More and more, however, the unsustainable exploitation of wild fauna and flora and their ecosystems is threatening their survival. Every single piece of the puzzle of life is essential and losing even the smallest of these pieces leaves us, and the entire planet, poorer. When human actions endanger hundreds of thousands of species, as they are doing today, it is the entire biosphere - of which we too are a part - that is threatened.
We now face the immense challenge of living in harmony with nature so that we can fulfill our own needs without neglecting those of the many lifeforms with which we share this planet on sea, land and air.
The inclusion of endangered species in the CITES Appendices, the conservation efforts undertaken by our Parties, and the added endeavors of partners in other Conventions or organizations working on biodiversity and development helps to counteract the loss of biodiversity on the planet.
However, transformative changes are needed as we find ourselves at a critical turning point both for our species and for the entire biosphere. Now more than ever we must come together in a joint effort to sustain all life on Earth.
We are proud to do our part in advocating for a responsible and sustainable use of wildlife to conserve our world’s biodiversity. CITES is proud to host this year’s World Wildlife Day with the theme "Sustaining all life on Earth", and we invite all of the planet’s citizens to join us in the celebration of one of the milestones of this “Biodiversity Super Year”.

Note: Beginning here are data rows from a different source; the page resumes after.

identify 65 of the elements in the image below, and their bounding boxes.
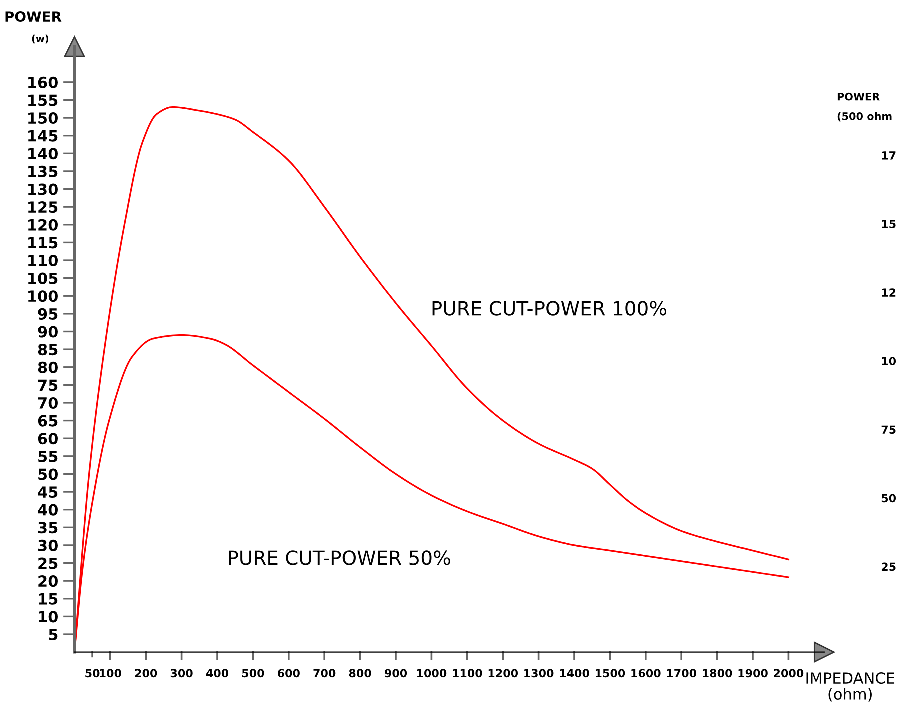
y-tick-label: 45 bbox=[38, 486, 58, 498]
x-tick-label: 1800 bbox=[703, 669, 732, 678]
x-tick-label: 1100 bbox=[453, 669, 482, 678]
text: 25 bbox=[882, 562, 896, 572]
y-tick-label: 70 bbox=[38, 397, 58, 410]
y-tick-label: 65 bbox=[38, 415, 58, 427]
text: 15 bbox=[882, 220, 896, 228]
y-tick-label: 100 bbox=[28, 290, 58, 302]
text: 12 bbox=[882, 288, 896, 297]
annotation: PURE CUT-POWER 100% bbox=[432, 301, 667, 316]
x-tick-label: 50 bbox=[86, 669, 100, 678]
x-tick-label: 600 bbox=[278, 669, 300, 678]
x-tick-label: 200 bbox=[135, 669, 158, 678]
y-tick-label: 75 bbox=[38, 380, 58, 392]
y-tick-label: 95 bbox=[38, 308, 58, 320]
x-tick-label: 300 bbox=[170, 669, 193, 678]
y-axis-title: POWER (w) bbox=[6, 12, 62, 44]
x-tick-label: 800 bbox=[349, 669, 372, 678]
x-tick-label: 1400 bbox=[560, 669, 590, 678]
y-tick-label: 55 bbox=[38, 451, 58, 462]
y-tick-label: 90 bbox=[38, 326, 58, 338]
y-tick-label: 160 bbox=[28, 76, 58, 88]
x-tick-label: 1000 bbox=[417, 669, 447, 678]
text: 50 bbox=[882, 494, 896, 503]
y-tick-label: 35 bbox=[38, 522, 58, 534]
y-tick-label: 40 bbox=[38, 504, 58, 516]
y-tick-label: 115 bbox=[28, 237, 58, 249]
y-tick-label: 10 bbox=[39, 611, 58, 623]
text: 17 bbox=[882, 152, 896, 160]
x-tick-label: 1300 bbox=[524, 669, 554, 678]
x-tick-label: 900 bbox=[384, 669, 408, 678]
y-tick-label: 140 bbox=[28, 148, 58, 160]
y-tick-label: 145 bbox=[28, 130, 58, 142]
x-tick-label: 1500 bbox=[596, 669, 626, 678]
y-tick-label: 30 bbox=[38, 540, 58, 552]
y-tick-label: 25 bbox=[38, 558, 58, 570]
y-tick-label: 125 bbox=[28, 202, 58, 214]
y-tick-label: 150 bbox=[28, 112, 58, 124]
y-tick-label: 5 bbox=[49, 629, 58, 641]
y-tick-label: 85 bbox=[38, 344, 58, 356]
x-tick-label: 1900 bbox=[738, 669, 768, 678]
y-tick-label: 15 bbox=[39, 594, 58, 605]
y-tick-label: 80 bbox=[38, 362, 58, 374]
y-tick-label: 135 bbox=[28, 166, 58, 178]
x-tick-label: 700 bbox=[314, 669, 336, 678]
y-tick-label: 60 bbox=[38, 433, 58, 445]
x-tick-label: 1600 bbox=[632, 669, 661, 678]
y-tick-label: 120 bbox=[28, 219, 58, 231]
x-tick-label: 100 bbox=[100, 669, 122, 678]
y-tick-label: 50 bbox=[38, 468, 58, 480]
y-tick-label: 105 bbox=[28, 272, 58, 284]
y-tick-label: 155 bbox=[28, 94, 58, 106]
y-tick-label: 130 bbox=[28, 184, 58, 196]
annotation: PURE CUT-POWER 50% bbox=[229, 550, 450, 566]
text: POWER (500 ohm bbox=[838, 92, 892, 122]
x-tick-label: 500 bbox=[242, 669, 264, 678]
x-tick-label: 2000 bbox=[774, 669, 804, 678]
x-tick-label: 1200 bbox=[488, 669, 518, 678]
x-tick-label: 1700 bbox=[667, 669, 697, 678]
text: 75 bbox=[882, 426, 896, 434]
x-tick-label: 400 bbox=[206, 669, 229, 678]
x-axis-title: IMPEDANCE (ohm) bbox=[806, 672, 895, 702]
y-tick-label: 110 bbox=[28, 254, 58, 267]
y-tick-label: 20 bbox=[38, 576, 58, 588]
text: 10 bbox=[882, 357, 896, 366]
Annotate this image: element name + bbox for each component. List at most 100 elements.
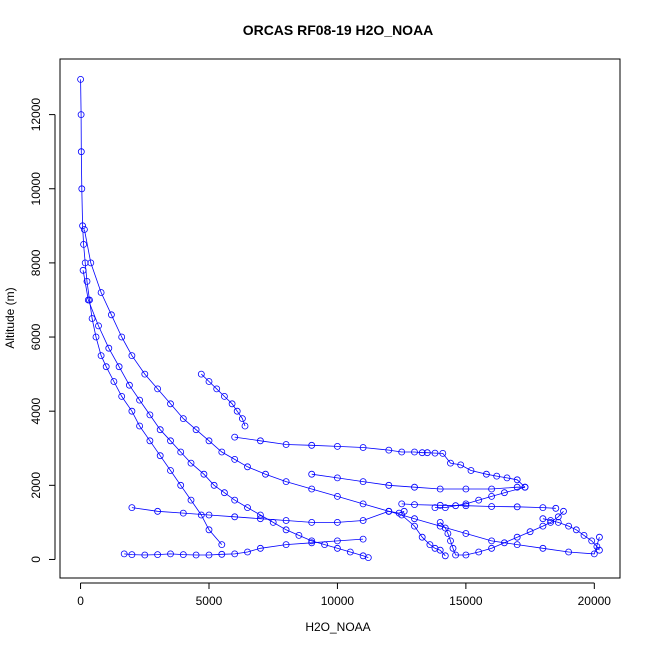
data-point bbox=[118, 333, 126, 341]
data-point bbox=[547, 519, 554, 526]
x-axis-label: H2O_NOAA bbox=[305, 620, 370, 634]
series-line bbox=[131, 507, 405, 523]
data-point bbox=[256, 511, 264, 519]
data-point bbox=[359, 535, 367, 543]
data-point bbox=[156, 452, 164, 460]
data-point bbox=[449, 544, 457, 552]
data-point bbox=[580, 532, 588, 539]
data-point bbox=[560, 507, 567, 515]
data-point bbox=[146, 437, 154, 445]
data-point bbox=[97, 289, 105, 296]
data-point bbox=[200, 470, 208, 478]
data-point bbox=[282, 441, 290, 448]
data-point bbox=[205, 551, 213, 559]
data-point bbox=[87, 259, 95, 267]
data-point bbox=[244, 548, 251, 556]
data-point bbox=[590, 550, 598, 558]
y-axis-label: Altitude (m) bbox=[3, 287, 17, 348]
x-tick-label: 20000 bbox=[578, 594, 612, 608]
data-point bbox=[521, 483, 529, 491]
data-point bbox=[488, 485, 496, 493]
data-point bbox=[179, 509, 187, 517]
data-point bbox=[77, 111, 85, 118]
data-point bbox=[231, 433, 239, 441]
data-point bbox=[364, 554, 372, 561]
data-point bbox=[400, 507, 408, 515]
data-point bbox=[596, 546, 603, 554]
data-point bbox=[488, 537, 496, 545]
x-tick-label: 15000 bbox=[449, 594, 483, 608]
data-point bbox=[141, 370, 149, 378]
data-point bbox=[436, 519, 444, 526]
data-point bbox=[526, 528, 534, 536]
data-point bbox=[308, 519, 316, 526]
data-point bbox=[398, 511, 406, 519]
data-point bbox=[205, 511, 213, 519]
y-tick-label: 10000 bbox=[29, 172, 43, 206]
data-point bbox=[333, 544, 341, 552]
data-point bbox=[398, 500, 406, 508]
data-point bbox=[359, 500, 367, 508]
data-point bbox=[359, 478, 367, 486]
data-point bbox=[167, 467, 174, 474]
data-point bbox=[308, 470, 316, 478]
y-tick-label: 6000 bbox=[29, 323, 43, 350]
y-tick-label: 2000 bbox=[29, 472, 43, 499]
data-point bbox=[308, 537, 316, 545]
data-point bbox=[92, 333, 100, 341]
data-point bbox=[539, 544, 547, 552]
data-point bbox=[444, 530, 452, 537]
data-point bbox=[385, 481, 393, 489]
data-point bbox=[457, 461, 465, 469]
data-point bbox=[97, 352, 105, 360]
data-point bbox=[118, 392, 126, 400]
data-point bbox=[482, 470, 490, 478]
data-point bbox=[565, 522, 572, 530]
x-tick-label: 10000 bbox=[321, 594, 355, 608]
data-point bbox=[513, 541, 521, 548]
data-point bbox=[115, 363, 123, 371]
data-point bbox=[467, 467, 475, 474]
data-point bbox=[500, 539, 508, 547]
data-point bbox=[488, 544, 496, 552]
series-line bbox=[80, 79, 223, 545]
data-point bbox=[177, 481, 185, 489]
data-point bbox=[231, 455, 239, 463]
data-point bbox=[411, 448, 418, 456]
data-point bbox=[308, 485, 316, 493]
series-line bbox=[439, 511, 564, 556]
data-point bbox=[447, 537, 454, 545]
data-point bbox=[462, 551, 470, 559]
data-point bbox=[588, 537, 596, 545]
x-tick-label: 0 bbox=[77, 594, 84, 608]
data-point bbox=[218, 448, 226, 456]
data-point bbox=[205, 378, 213, 385]
data-point bbox=[177, 448, 185, 456]
series-line bbox=[84, 229, 600, 555]
data-point bbox=[80, 240, 87, 248]
data-point bbox=[136, 422, 144, 430]
data-point bbox=[593, 543, 601, 550]
data-point bbox=[231, 496, 239, 504]
data-point bbox=[282, 517, 290, 524]
data-point bbox=[572, 526, 580, 534]
data-point bbox=[210, 481, 218, 489]
data-point bbox=[192, 551, 200, 559]
data-point bbox=[105, 344, 113, 352]
data-point bbox=[411, 483, 418, 491]
data-point bbox=[95, 322, 102, 330]
data-point bbox=[475, 548, 483, 556]
data-point bbox=[167, 400, 174, 408]
series-line bbox=[401, 503, 556, 509]
data-point bbox=[187, 459, 195, 467]
data-point bbox=[84, 296, 92, 304]
data-point bbox=[220, 392, 228, 400]
data-point bbox=[411, 522, 418, 530]
data-point bbox=[110, 378, 118, 385]
data-point bbox=[411, 501, 418, 509]
series-line bbox=[201, 373, 246, 427]
data-point bbox=[488, 492, 496, 500]
data-point bbox=[238, 415, 246, 423]
series-line bbox=[124, 538, 364, 556]
data-point bbox=[244, 463, 251, 471]
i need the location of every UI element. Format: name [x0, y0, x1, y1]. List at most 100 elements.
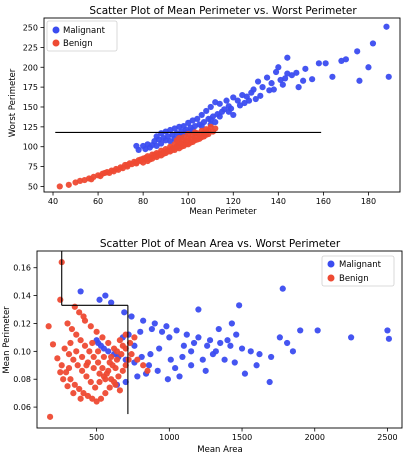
chart-1-legend-label-benign: Benign — [63, 39, 93, 49]
benign-point — [46, 413, 54, 420]
malignant-point — [302, 65, 309, 72]
benign-point — [122, 362, 129, 369]
malignant-point — [148, 325, 155, 333]
benign-point — [140, 362, 147, 369]
malignant-point — [102, 292, 109, 299]
x-tick-label: 60 — [93, 197, 103, 206]
benign-point — [61, 345, 68, 352]
x-tick-label: 140 — [271, 197, 286, 206]
benign-point — [134, 356, 141, 363]
benign-point — [73, 348, 80, 355]
benign-point — [176, 134, 183, 142]
malignant-point — [300, 77, 307, 84]
benign-point — [99, 334, 106, 341]
chart-2-legend: Malignant Benign — [321, 255, 395, 287]
benign-point — [125, 356, 132, 363]
malignant-point — [309, 76, 316, 83]
chart-1-legend-box — [46, 20, 118, 52]
malignant-point — [315, 60, 322, 67]
malignant-point — [224, 337, 231, 344]
chart-2-plot-area: 500 1000 1500 2000 2500 0.06 0.08 0.10 0.12 0.14 0… — [13, 250, 403, 442]
chart-1-legend-label-malignant: Malignant — [63, 26, 106, 36]
malignant-point — [164, 376, 171, 383]
malignant-point — [218, 108, 226, 115]
benign-point — [64, 320, 71, 327]
x-tick-label: 2000 — [305, 433, 325, 442]
malignant-point — [217, 339, 224, 347]
malignant-point — [297, 327, 304, 334]
malignant-point — [96, 296, 103, 303]
malignant-point — [122, 378, 129, 386]
benign-point — [105, 339, 112, 347]
benign-point — [97, 173, 104, 180]
malignant-point — [238, 345, 246, 352]
malignant-point — [188, 348, 195, 355]
x-tick-label: 40 — [48, 197, 58, 206]
benign-point — [133, 160, 140, 167]
benign-point — [68, 325, 76, 333]
benign-point — [70, 356, 77, 363]
benign-point — [86, 348, 93, 355]
benign-point — [67, 339, 74, 347]
x-tick-label: 1500 — [232, 433, 252, 442]
malignant-point — [354, 48, 361, 55]
benign-point — [113, 356, 121, 363]
malignant-point — [279, 81, 286, 88]
x-tick-label: 500 — [89, 433, 104, 442]
benign-point — [76, 309, 83, 316]
malignant-point — [284, 54, 291, 61]
malignant-point — [180, 342, 187, 349]
malignant-point — [356, 77, 363, 84]
chart-1-ylabel: Worst Perimeter — [8, 68, 18, 137]
benign-point — [108, 353, 115, 361]
benign-point — [124, 161, 131, 169]
x-tick-label: 180 — [361, 197, 376, 206]
benign-point — [126, 339, 134, 347]
malignant-point — [314, 327, 321, 334]
malignant-point — [259, 84, 266, 91]
benign-point — [119, 367, 126, 374]
chart-1: Scatter Plot of Mean Perimeter vs. Worst… — [8, 5, 401, 217]
malignant-point — [369, 40, 377, 47]
malignant-point — [140, 317, 147, 324]
benign-point — [67, 376, 74, 383]
benign-point — [110, 168, 117, 175]
y-tick-label: 150 — [23, 103, 38, 112]
benign-point — [106, 359, 113, 366]
y-tick-label: 0.14 — [13, 292, 31, 301]
y-tick-label: 50 — [28, 182, 38, 191]
benign-point — [65, 364, 73, 372]
malignant-point — [275, 64, 282, 71]
malignant-point — [253, 362, 260, 369]
malignant-point — [158, 328, 166, 335]
y-tick-label: 0.12 — [13, 319, 31, 328]
malignant-point — [230, 111, 237, 119]
chart-2: Scatter Plot of Mean Area vs. Worst Peri… — [2, 238, 403, 455]
malignant-point — [225, 108, 232, 115]
x-tick-label: 120 — [226, 197, 241, 206]
malignant-point — [121, 309, 128, 316]
malignant-point — [158, 130, 165, 137]
malignant-point — [248, 89, 255, 96]
malignant-point — [295, 84, 302, 91]
malignant-point — [266, 378, 273, 386]
x-tick-label: 2500 — [377, 433, 397, 442]
benign-point — [87, 378, 94, 386]
malignant-point — [198, 122, 205, 130]
chart-1-legend-marker-malignant — [52, 26, 60, 34]
malignant-point — [173, 327, 180, 334]
malignant-point — [77, 288, 84, 295]
malignant-point — [279, 285, 286, 292]
benign-point — [96, 378, 103, 386]
benign-point — [105, 367, 112, 374]
benign-point — [65, 351, 73, 358]
benign-point — [94, 348, 102, 355]
benign-point — [45, 323, 52, 330]
benign-point — [71, 303, 78, 310]
benign-point — [76, 385, 83, 393]
malignant-point — [145, 362, 153, 369]
benign-point — [116, 387, 123, 394]
benign-point — [112, 364, 119, 372]
chart-2-ylabel: Mean Perimeter — [2, 306, 12, 374]
benign-point — [60, 376, 67, 383]
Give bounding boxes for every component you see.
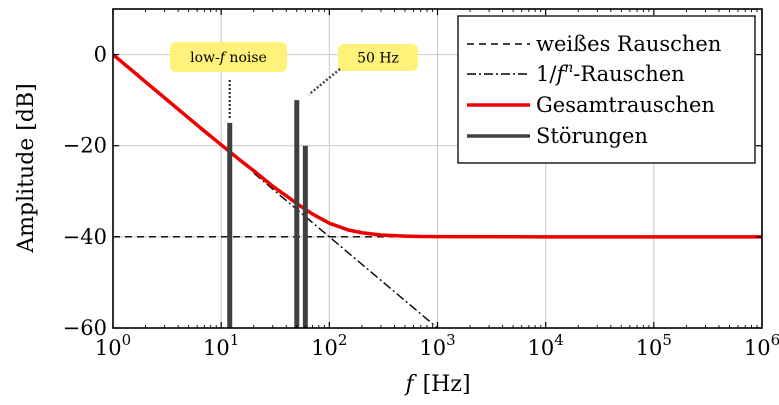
y-axis-label: Amplitude [dB] [14, 83, 39, 253]
legend-label-interference: Störungen [536, 124, 648, 148]
legend: weißes Rauschen 1/fn-Rauschen Gesamtraus… [457, 15, 756, 164]
x-tick-label: 100 [95, 331, 131, 360]
x-tick-label: 101 [203, 331, 239, 360]
x-tick-label: 105 [636, 331, 672, 360]
interference-bars [227, 100, 308, 328]
x-tick-label: 102 [311, 331, 347, 360]
y-tick-label: −60 [63, 316, 107, 340]
axis-ticks: 100 101 102 103 104 105 106 0 −20 −40 −60 [63, 9, 779, 360]
y-tick-label: −20 [63, 134, 107, 158]
x-tick-label: 106 [744, 331, 779, 360]
annotation-box [170, 42, 287, 72]
legend-label-1f-noise: 1/fn-Rauschen [536, 60, 685, 86]
y-tick-label: −40 [63, 225, 107, 249]
legend-box [457, 15, 756, 164]
annotation-label: low-f noise [190, 50, 267, 66]
x-tick-label: 104 [528, 331, 564, 360]
x-axis-unit: [Hz] [423, 372, 471, 397]
x-axis-variable: f [403, 372, 417, 397]
annotations: low-f noise 50 Hz [170, 42, 418, 119]
x-axis-label: f [Hz] [403, 372, 470, 397]
legend-label-total-noise: Gesamtrauschen [536, 93, 715, 117]
annotation-label: 50 Hz [357, 51, 399, 67]
series-1f-noise [253, 172, 438, 328]
y-tick-label: 0 [94, 43, 107, 67]
annotation-pointer [307, 68, 341, 96]
x-tick-label: 103 [419, 331, 455, 360]
legend-label-white-noise: weißes Rauschen [536, 32, 721, 56]
annotation-box [338, 44, 418, 71]
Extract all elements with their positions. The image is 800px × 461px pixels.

On 20 December 2013, at its 68th session, the United Nations General Assembly (UNGA) proclaimed 3 March – the day of signature of the Convention on International Trade in Endangered Species of Wild Fauna and Flora (CITES) in 1973 – as UN World Wildlife Day to celebrate and raise awareness of the world’s wild animals and plants.
The UNGA resolution also designated the CITES Secretariat as the facilitator for the global observance of this special day for wildlife on the UN calendar. World Wildlife Day has now become the most important global annual event dedicated to wildlife.
World Wildlife Day will be celebrated in 2020 under the theme "Sustaining all life on Earth", encompassing all wild animal and plant species as key components of the world's biodiversity. This aligns with UN Sustainable Development Goals 1, 12, 14 and 15, and their wide-ranging commitments on alleviating poverty, ensuring sustainable use of resources, and on conserving life both on land and below water to halt biodiversity loss.
Earth is home to countless species of fauna and flora – too many to even attempt counting. This rich diversity, and the billions of years during which its myriad elements have interacted, are precisely what has made our planet inhabitable for all living creatures, including humans. Historically, we have depended on the constant interplay and interlinkages between all elements of the biosphere for all our needs: the air we breathe, the food we eat, the energy we use, and the materials we need for all purposes. However, unsustainable human activities and overexploitation of the species and natural resources that make up the habitats and ecosystems of all wildlife are imperiling the world’s biodiversity. Nearly a quarter of all species are presently at risk of going extinct in the coming decades, and their demise would only speed up the disappearance of countless others, putting us in danger as well.
On World Wildlife Day 2020, we will celebrate the special place of wild plants and animals in their many varied and beautiful forms as a component of the world’s biological diversity. We will work to raise awareness of the multitude of benefits of wildlife to people, particularly to those communities who live in closest proximity to it, and we will discuss the threats they are facing and the urgent need for governments, civil society, private sector actors and individuals to add their voices and take actions to help conserve wildlife and ensure its continued use is sustainable.